Lawyer for Alex Jones gets law license temporarily suspended

The lawyer representing Austin-based conspiracy talk-show host Alex Jones (C) had his license temporarily suspended for releasing confidential files. File Photo by Kevin Dietsch/UPI | License Photo

Jan. 6 (UPI) — Connecticut has temporarily suspended the law license of Norm Pattis, an attorney who represents right-wing talk-show host and conspiracy theorist Alex Jones.

Connecticut Judge Barbara Ellis made the decision Thursday.

Families of children who died in the 2012 Sandy Hook Elementary School shooting filed three lawsuits against the Austin, Texas-based talk-show host for statements he made saying the mass shooting was faked.

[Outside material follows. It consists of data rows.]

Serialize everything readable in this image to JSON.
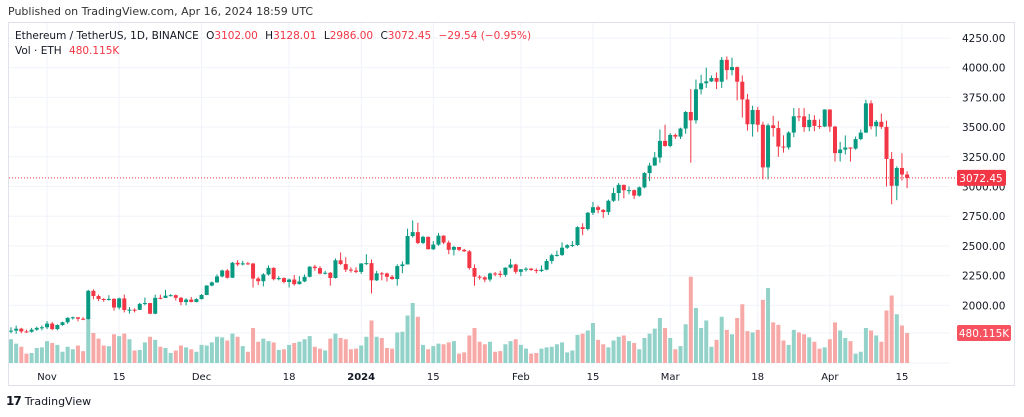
{
  "header": {
    "published": "Published on TradingView.com, Apr 16, 2024 18:59 UTC"
  },
  "legend": {
    "symbol": "Ethereum / TetherUS, 1D, BINANCE",
    "open_prefix": "O",
    "open": "3102.00",
    "high_prefix": "H",
    "high": "3128.01",
    "low_prefix": "L",
    "low": "2986.00",
    "close_prefix": "C",
    "close": "3072.45",
    "change": "−29.54 (−0.95%)",
    "vol_label": "Vol · ETH",
    "vol_value": "480.115K"
  },
  "footer": {
    "brand": "TradingView",
    "logo_icon": "tradingview-logo-icon"
  },
  "colors": {
    "up": "#089981",
    "down": "#f23645",
    "vol_up": "#92d2c9",
    "vol_down": "#f7a9a7",
    "grid": "#f0f3fa"
  },
  "chart_data": {
    "type": "candlestick",
    "interval": "1D",
    "first_open": 1785,
    "last_price_label": "3072.45",
    "last_volume_label": "480.115K",
    "y_ticks": [
      "4250.00",
      "4000.00",
      "3750.00",
      "3500.00",
      "3250.00",
      "3000.00",
      "2750.00",
      "2500.00",
      "2250.00",
      "2000.00"
    ],
    "x_ticks": [
      {
        "label": "Nov",
        "date": "2023-11-01"
      },
      {
        "label": "15",
        "date": "2023-11-15"
      },
      {
        "label": "Dec",
        "date": "2023-12-01"
      },
      {
        "label": "18",
        "date": "2023-12-18"
      },
      {
        "label": "2024",
        "date": "2024-01-01",
        "bold": true
      },
      {
        "label": "15",
        "date": "2024-01-15"
      },
      {
        "label": "Feb",
        "date": "2024-02-01"
      },
      {
        "label": "15",
        "date": "2024-02-15"
      },
      {
        "label": "Mar",
        "date": "2024-03-01"
      },
      {
        "label": "18",
        "date": "2024-03-18"
      },
      {
        "label": "Apr",
        "date": "2024-04-01"
      },
      {
        "label": "15",
        "date": "2024-04-15"
      }
    ],
    "candle_fields": [
      "high",
      "low",
      "close",
      "volume_k"
    ],
    "candles": [
      [
        1815,
        1765,
        1787,
        380
      ],
      [
        1830,
        1760,
        1803,
        310
      ],
      [
        1810,
        1765,
        1780,
        260
      ],
      [
        1795,
        1768,
        1777,
        150
      ],
      [
        1810,
        1770,
        1795,
        160
      ],
      [
        1820,
        1785,
        1810,
        240
      ],
      [
        1830,
        1790,
        1815,
        250
      ],
      [
        1868,
        1800,
        1846,
        350
      ],
      [
        1860,
        1790,
        1800,
        320
      ],
      [
        1840,
        1790,
        1834,
        290
      ],
      [
        1862,
        1828,
        1857,
        180
      ],
      [
        1900,
        1845,
        1894,
        260
      ],
      [
        1905,
        1880,
        1899,
        220
      ],
      [
        1900,
        1865,
        1887,
        280
      ],
      [
        1900,
        1875,
        1885,
        190
      ],
      [
        2130,
        1880,
        2122,
        720
      ],
      [
        2135,
        2050,
        2078,
        480
      ],
      [
        2090,
        2035,
        2053,
        390
      ],
      [
        2060,
        2030,
        2045,
        280
      ],
      [
        2085,
        2040,
        2054,
        270
      ],
      [
        2060,
        1955,
        1981,
        460
      ],
      [
        2065,
        1965,
        2058,
        430
      ],
      [
        2090,
        1940,
        1960,
        470
      ],
      [
        1985,
        1930,
        1963,
        380
      ],
      [
        1975,
        1940,
        1962,
        200
      ],
      [
        2020,
        1960,
        2012,
        210
      ],
      [
        2065,
        2000,
        2019,
        330
      ],
      [
        2020,
        1925,
        1929,
        420
      ],
      [
        2090,
        1925,
        2063,
        370
      ],
      [
        2090,
        2050,
        2062,
        260
      ],
      [
        2130,
        2060,
        2081,
        240
      ],
      [
        2095,
        2075,
        2085,
        160
      ],
      [
        2090,
        2040,
        2063,
        200
      ],
      [
        2070,
        2000,
        2027,
        280
      ],
      [
        2060,
        2000,
        2048,
        250
      ],
      [
        2070,
        2025,
        2028,
        220
      ],
      [
        2060,
        2025,
        2052,
        180
      ],
      [
        2095,
        2050,
        2087,
        290
      ],
      [
        2170,
        2085,
        2166,
        280
      ],
      [
        2200,
        2160,
        2193,
        330
      ],
      [
        2260,
        2190,
        2243,
        420
      ],
      [
        2300,
        2235,
        2293,
        410
      ],
      [
        2305,
        2225,
        2232,
        360
      ],
      [
        2365,
        2230,
        2358,
        470
      ],
      [
        2380,
        2330,
        2344,
        420
      ],
      [
        2375,
        2335,
        2353,
        270
      ],
      [
        2365,
        2340,
        2352,
        180
      ],
      [
        2355,
        2150,
        2225,
        560
      ],
      [
        2240,
        2170,
        2203,
        340
      ],
      [
        2270,
        2160,
        2260,
        390
      ],
      [
        2335,
        2250,
        2315,
        350
      ],
      [
        2320,
        2210,
        2220,
        330
      ],
      [
        2245,
        2210,
        2229,
        210
      ],
      [
        2235,
        2185,
        2196,
        220
      ],
      [
        2225,
        2150,
        2217,
        290
      ],
      [
        2255,
        2165,
        2178,
        320
      ],
      [
        2245,
        2175,
        2201,
        340
      ],
      [
        2260,
        2195,
        2240,
        380
      ],
      [
        2330,
        2235,
        2325,
        430
      ],
      [
        2340,
        2290,
        2313,
        260
      ],
      [
        2330,
        2260,
        2267,
        230
      ],
      [
        2290,
        2260,
        2274,
        200
      ],
      [
        2280,
        2165,
        2230,
        390
      ],
      [
        2395,
        2225,
        2379,
        470
      ],
      [
        2445,
        2340,
        2347,
        400
      ],
      [
        2405,
        2280,
        2300,
        380
      ],
      [
        2320,
        2275,
        2292,
        220
      ],
      [
        2320,
        2270,
        2281,
        230
      ],
      [
        2355,
        2265,
        2352,
        280
      ],
      [
        2430,
        2340,
        2355,
        420
      ],
      [
        2385,
        2100,
        2210,
        680
      ],
      [
        2290,
        2205,
        2269,
        420
      ],
      [
        2280,
        2210,
        2268,
        400
      ],
      [
        2275,
        2200,
        2240,
        240
      ],
      [
        2255,
        2215,
        2221,
        230
      ],
      [
        2345,
        2165,
        2330,
        490
      ],
      [
        2370,
        2270,
        2344,
        500
      ],
      [
        2645,
        2345,
        2583,
        760
      ],
      [
        2715,
        2570,
        2616,
        960
      ],
      [
        2695,
        2515,
        2525,
        740
      ],
      [
        2585,
        2515,
        2576,
        290
      ],
      [
        2580,
        2470,
        2472,
        220
      ],
      [
        2540,
        2465,
        2511,
        270
      ],
      [
        2610,
        2500,
        2586,
        310
      ],
      [
        2590,
        2515,
        2528,
        300
      ],
      [
        2545,
        2430,
        2467,
        330
      ],
      [
        2500,
        2420,
        2491,
        350
      ],
      [
        2475,
        2455,
        2467,
        150
      ],
      [
        2475,
        2450,
        2454,
        170
      ],
      [
        2465,
        2300,
        2314,
        440
      ],
      [
        2345,
        2165,
        2241,
        560
      ],
      [
        2255,
        2215,
        2235,
        340
      ],
      [
        2245,
        2195,
        2217,
        300
      ],
      [
        2275,
        2200,
        2268,
        340
      ],
      [
        2280,
        2245,
        2266,
        180
      ],
      [
        2290,
        2235,
        2256,
        190
      ],
      [
        2320,
        2240,
        2317,
        300
      ],
      [
        2390,
        2310,
        2343,
        350
      ],
      [
        2350,
        2265,
        2282,
        380
      ],
      [
        2305,
        2245,
        2303,
        290
      ],
      [
        2320,
        2285,
        2308,
        230
      ],
      [
        2315,
        2290,
        2297,
        150
      ],
      [
        2310,
        2270,
        2289,
        160
      ],
      [
        2335,
        2280,
        2300,
        230
      ],
      [
        2390,
        2295,
        2373,
        250
      ],
      [
        2435,
        2350,
        2422,
        260
      ],
      [
        2460,
        2410,
        2424,
        300
      ],
      [
        2530,
        2415,
        2485,
        330
      ],
      [
        2515,
        2475,
        2506,
        170
      ],
      [
        2540,
        2490,
        2508,
        200
      ],
      [
        2665,
        2500,
        2658,
        450
      ],
      [
        2690,
        2590,
        2642,
        470
      ],
      [
        2785,
        2630,
        2779,
        520
      ],
      [
        2870,
        2760,
        2826,
        640
      ],
      [
        2840,
        2775,
        2803,
        370
      ],
      [
        2810,
        2735,
        2785,
        300
      ],
      [
        2890,
        2760,
        2880,
        250
      ],
      [
        2990,
        2870,
        2945,
        360
      ],
      [
        3030,
        2880,
        3014,
        420
      ],
      [
        3015,
        2900,
        2968,
        440
      ],
      [
        3000,
        2935,
        2969,
        350
      ],
      [
        2975,
        2895,
        2923,
        320
      ],
      [
        3000,
        2915,
        2993,
        220
      ],
      [
        3120,
        2985,
        3113,
        400
      ],
      [
        3200,
        3045,
        3176,
        470
      ],
      [
        3290,
        3175,
        3244,
        550
      ],
      [
        3480,
        3200,
        3384,
        720
      ],
      [
        3520,
        3335,
        3341,
        560
      ],
      [
        3450,
        3330,
        3434,
        400
      ],
      [
        3445,
        3400,
        3420,
        220
      ],
      [
        3495,
        3400,
        3488,
        270
      ],
      [
        3635,
        3445,
        3627,
        620
      ],
      [
        3820,
        3200,
        3557,
        1380
      ],
      [
        3900,
        3530,
        3818,
        880
      ],
      [
        3940,
        3775,
        3869,
        560
      ],
      [
        4000,
        3830,
        3885,
        680
      ],
      [
        3935,
        3880,
        3913,
        260
      ],
      [
        3960,
        3820,
        3882,
        370
      ],
      [
        4090,
        3830,
        4066,
        740
      ],
      [
        4095,
        3900,
        3980,
        530
      ],
      [
        4085,
        3935,
        4005,
        460
      ],
      [
        4010,
        3725,
        3882,
        720
      ],
      [
        3935,
        3580,
        3733,
        940
      ],
      [
        3780,
        3470,
        3524,
        510
      ],
      [
        3680,
        3420,
        3644,
        490
      ],
      [
        3670,
        3460,
        3520,
        530
      ],
      [
        3545,
        3060,
        3161,
        1010
      ],
      [
        3530,
        3060,
        3515,
        1200
      ],
      [
        3595,
        3420,
        3492,
        650
      ],
      [
        3550,
        3250,
        3336,
        610
      ],
      [
        3430,
        3285,
        3329,
        360
      ],
      [
        3465,
        3310,
        3454,
        290
      ],
      [
        3660,
        3415,
        3591,
        530
      ],
      [
        3660,
        3550,
        3590,
        490
      ],
      [
        3660,
        3460,
        3500,
        460
      ],
      [
        3610,
        3465,
        3561,
        410
      ],
      [
        3600,
        3465,
        3510,
        340
      ],
      [
        3565,
        3485,
        3505,
        230
      ],
      [
        3650,
        3500,
        3648,
        250
      ],
      [
        3650,
        3460,
        3504,
        380
      ],
      [
        3510,
        3210,
        3281,
        650
      ],
      [
        3375,
        3210,
        3311,
        520
      ],
      [
        3430,
        3270,
        3328,
        400
      ],
      [
        3330,
        3210,
        3319,
        350
      ],
      [
        3420,
        3310,
        3399,
        150
      ],
      [
        3480,
        3390,
        3454,
        180
      ],
      [
        3730,
        3450,
        3700,
        560
      ],
      [
        3725,
        3480,
        3507,
        520
      ],
      [
        3560,
        3420,
        3545,
        440
      ],
      [
        3615,
        3485,
        3502,
        340
      ],
      [
        3555,
        3000,
        3232,
        840
      ],
      [
        3290,
        2850,
        3006,
        1080
      ],
      [
        3170,
        2885,
        3156,
        780
      ],
      [
        3280,
        3050,
        3101,
        600
      ],
      [
        3128.01,
        2986,
        3072.45,
        480.115
      ]
    ]
  }
}
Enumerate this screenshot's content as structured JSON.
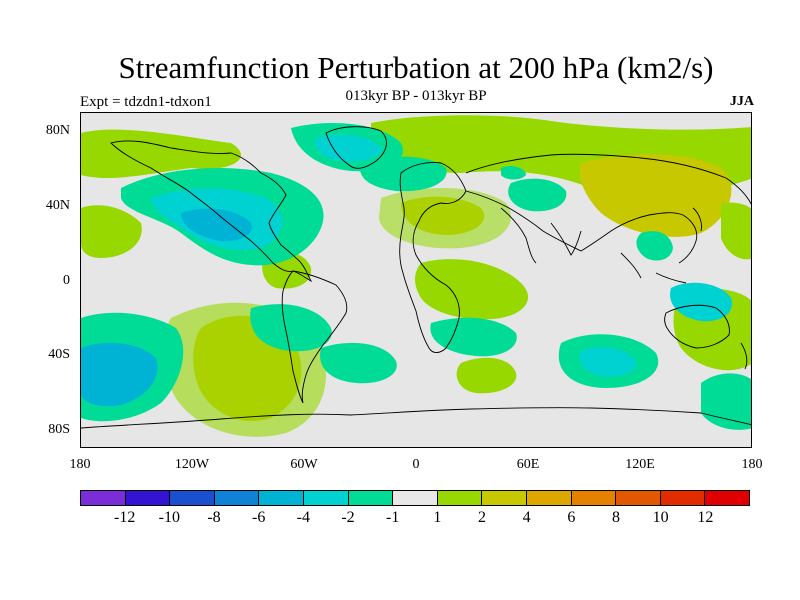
{
  "title": "Streamfunction Perturbation at 200 hPa (km2/s)",
  "subtitle": "013kyr BP - 013kyr BP",
  "experiment_label": "Expt = tdzdn1-tdxon1",
  "season": "JJA",
  "lat_ticks": [
    "80N",
    "40N",
    "0",
    "40S",
    "80S"
  ],
  "lon_ticks": [
    "180",
    "120W",
    "60W",
    "0",
    "60E",
    "120E",
    "180"
  ],
  "colorbar": {
    "colors": [
      "#7b2ed8",
      "#3414d2",
      "#1a4fcf",
      "#0f82d6",
      "#00b3d4",
      "#00d2d2",
      "#00dc96",
      "#e8e8e8",
      "#96d800",
      "#c8c800",
      "#dca800",
      "#e48200",
      "#e05800",
      "#e22c00",
      "#e00000"
    ],
    "labels": [
      "-12",
      "-10",
      "-8",
      "-6",
      "-4",
      "-2",
      "-1",
      "1",
      "2",
      "4",
      "6",
      "8",
      "10",
      "12"
    ]
  }
}
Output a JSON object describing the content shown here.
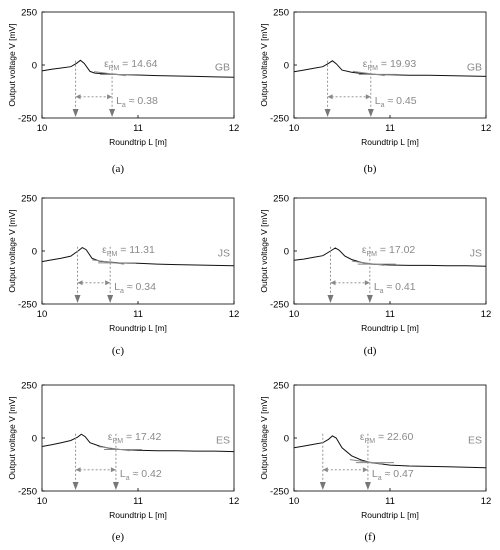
{
  "chart_data": [
    {
      "type": "line",
      "panel": "(a)",
      "xlabel": "Roundtrip  L [m]",
      "ylabel": "Output voltage  V [mV]",
      "xlim": [
        10,
        12
      ],
      "ylim": [
        -250,
        250
      ],
      "xticks": [
        "10",
        "11",
        "12"
      ],
      "yticks": [
        "250",
        "0",
        "-250"
      ],
      "series_label": "GB",
      "epsilon_pm": "ε",
      "epsilon_sub": "PM",
      "epsilon_value": " = 14.64",
      "la_symbol": "L",
      "la_sub": "a",
      "la_value": " ≈ 0.38",
      "marker_x": [
        10.35,
        10.73
      ],
      "x": [
        10.0,
        10.1,
        10.2,
        10.3,
        10.36,
        10.4,
        10.44,
        10.5,
        10.55,
        10.6,
        10.7,
        10.8,
        11.0,
        11.2,
        11.4,
        11.6,
        11.8,
        12.0
      ],
      "y": [
        -28,
        -20,
        -14,
        -8,
        8,
        22,
        8,
        -30,
        -38,
        -40,
        -42,
        -45,
        -47,
        -50,
        -52,
        -54,
        -56,
        -58
      ]
    },
    {
      "type": "line",
      "panel": "(b)",
      "xlabel": "Roundtrip  L [m]",
      "ylabel": "Output voltage  V [mV]",
      "xlim": [
        10,
        12
      ],
      "ylim": [
        -250,
        250
      ],
      "xticks": [
        "10",
        "11",
        "12"
      ],
      "yticks": [
        "250",
        "0",
        "-250"
      ],
      "series_label": "GB",
      "epsilon_pm": "ε",
      "epsilon_sub": "PM",
      "epsilon_value": " = 19.93",
      "la_symbol": "L",
      "la_sub": "a",
      "la_value": " ≈ 0.45",
      "marker_x": [
        10.35,
        10.8
      ],
      "x": [
        10.0,
        10.1,
        10.2,
        10.3,
        10.36,
        10.4,
        10.44,
        10.5,
        10.6,
        10.7,
        10.8,
        11.0,
        11.2,
        11.4,
        11.6,
        11.8,
        12.0
      ],
      "y": [
        -32,
        -24,
        -16,
        -8,
        8,
        20,
        6,
        -24,
        -34,
        -40,
        -44,
        -46,
        -48,
        -48,
        -50,
        -52,
        -54
      ]
    },
    {
      "type": "line",
      "panel": "(c)",
      "xlabel": "Roundtrip  L [m]",
      "ylabel": "Output voltage  V [mV]",
      "xlim": [
        10,
        12
      ],
      "ylim": [
        -250,
        250
      ],
      "xticks": [
        "10",
        "11",
        "12"
      ],
      "yticks": [
        "250",
        "0",
        "-250"
      ],
      "series_label": "JS",
      "epsilon_pm": "ε",
      "epsilon_sub": "PM",
      "epsilon_value": " = 11.31",
      "la_symbol": "L",
      "la_sub": "a",
      "la_value": " ≈ 0.34",
      "marker_x": [
        10.37,
        10.71
      ],
      "x": [
        10.0,
        10.1,
        10.2,
        10.3,
        10.38,
        10.42,
        10.46,
        10.52,
        10.6,
        10.7,
        10.8,
        11.0,
        11.2,
        11.4,
        11.6,
        11.8,
        12.0
      ],
      "y": [
        -50,
        -42,
        -34,
        -24,
        2,
        16,
        6,
        -34,
        -48,
        -52,
        -56,
        -58,
        -62,
        -64,
        -66,
        -68,
        -70
      ]
    },
    {
      "type": "line",
      "panel": "(d)",
      "xlabel": "Roundtrip  L [m]",
      "ylabel": "Output voltage  V [mV]",
      "xlim": [
        10,
        12
      ],
      "ylim": [
        -250,
        250
      ],
      "xticks": [
        "10",
        "11",
        "12"
      ],
      "yticks": [
        "250",
        "0",
        "-250"
      ],
      "series_label": "JS",
      "epsilon_pm": "ε",
      "epsilon_sub": "PM",
      "epsilon_value": " = 17.02",
      "la_symbol": "L",
      "la_sub": "a",
      "la_value": " ≈ 0.41",
      "marker_x": [
        10.38,
        10.79
      ],
      "x": [
        10.0,
        10.1,
        10.2,
        10.3,
        10.38,
        10.43,
        10.47,
        10.53,
        10.6,
        10.7,
        10.8,
        11.0,
        11.2,
        11.4,
        11.6,
        11.8,
        12.0
      ],
      "y": [
        -44,
        -38,
        -30,
        -22,
        0,
        14,
        4,
        -24,
        -40,
        -54,
        -62,
        -66,
        -68,
        -68,
        -70,
        -70,
        -72
      ]
    },
    {
      "type": "line",
      "panel": "(e)",
      "xlabel": "Roundtrip  L [m]",
      "ylabel": "Output voltage  V [mV]",
      "xlim": [
        10,
        12
      ],
      "ylim": [
        -250,
        250
      ],
      "xticks": [
        "10",
        "11",
        "12"
      ],
      "yticks": [
        "250",
        "0",
        "-250"
      ],
      "series_label": "ES",
      "epsilon_pm": "ε",
      "epsilon_sub": "PM",
      "epsilon_value": " = 17.42",
      "la_symbol": "L",
      "la_sub": "a",
      "la_value": " ≈ 0.42",
      "marker_x": [
        10.35,
        10.77
      ],
      "x": [
        10.0,
        10.1,
        10.2,
        10.3,
        10.37,
        10.41,
        10.45,
        10.5,
        10.6,
        10.7,
        10.8,
        11.0,
        11.2,
        11.4,
        11.6,
        11.8,
        12.0
      ],
      "y": [
        -40,
        -32,
        -22,
        -12,
        4,
        18,
        6,
        -22,
        -38,
        -48,
        -54,
        -58,
        -60,
        -60,
        -62,
        -62,
        -64
      ]
    },
    {
      "type": "line",
      "panel": "(f)",
      "xlabel": "Roundtrip  L [m]",
      "ylabel": "Output voltage  V [mV]",
      "xlim": [
        10,
        12
      ],
      "ylim": [
        -250,
        250
      ],
      "xticks": [
        "10",
        "11",
        "12"
      ],
      "yticks": [
        "250",
        "0",
        "-250"
      ],
      "series_label": "ES",
      "epsilon_pm": "ε",
      "epsilon_sub": "PM",
      "epsilon_value": " = 22.60",
      "la_symbol": "L",
      "la_sub": "a",
      "la_value": " ≈ 0.47",
      "marker_x": [
        10.3,
        10.77
      ],
      "x": [
        10.0,
        10.1,
        10.2,
        10.3,
        10.36,
        10.4,
        10.44,
        10.5,
        10.6,
        10.7,
        10.8,
        11.0,
        11.2,
        11.4,
        11.6,
        11.8,
        12.0
      ],
      "y": [
        -46,
        -38,
        -30,
        -22,
        -6,
        10,
        0,
        -46,
        -84,
        -104,
        -116,
        -128,
        -132,
        -134,
        -136,
        -138,
        -140
      ]
    }
  ]
}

Families of the victims have said they have experienced harassment from people claiming the shooting was staged and have testified that they believe Jones’ rhetoric was a motivating factor.

In October, a Connecticut jury ordered Jones to pay $965 million in damages to the families of eight Sandy Hook victims after he was found guilty of spreading false stories about the shooting.

The court said Thursday’s decision was prompted by Pattis releasing unauthorized Sandy Hook files, including personal medical records of victims’ families.

In 2021, the court modified a protection order regarding confidential records to create a “Highly Confidential-Attorneys Eyes Only” designation, limiting who could view them.

“The concerns of the court with protecting the plaintiffs’ medical and confidential information were made painfully clear to the respondent [Pattis] early in the discovery process, when he filed a motion to depose Hillary Clinton, improperly using information designated as Highly Confidential-Attorneys Eyes Only,” the decision reads.

Clinton had no relation to the case.

The court also said Pattis improperly shared confidential medical records with Texas attorney Kyung Lee.

“Neither the respondent nor anyone from his firm advised of the existence of the protective order,” the decision reads.

In October, a judge rejected a motion by Jones to hire Lee and his law firm to structure bankruptcy plans.

“When the court has issued a protective order in a case, a competent attorney must be familiar with its terms,” the decision reads. “Here, the respondent failed to provide even the minimal amount of attention and care required when it came to handling the plaintiffs’ discovery materials.”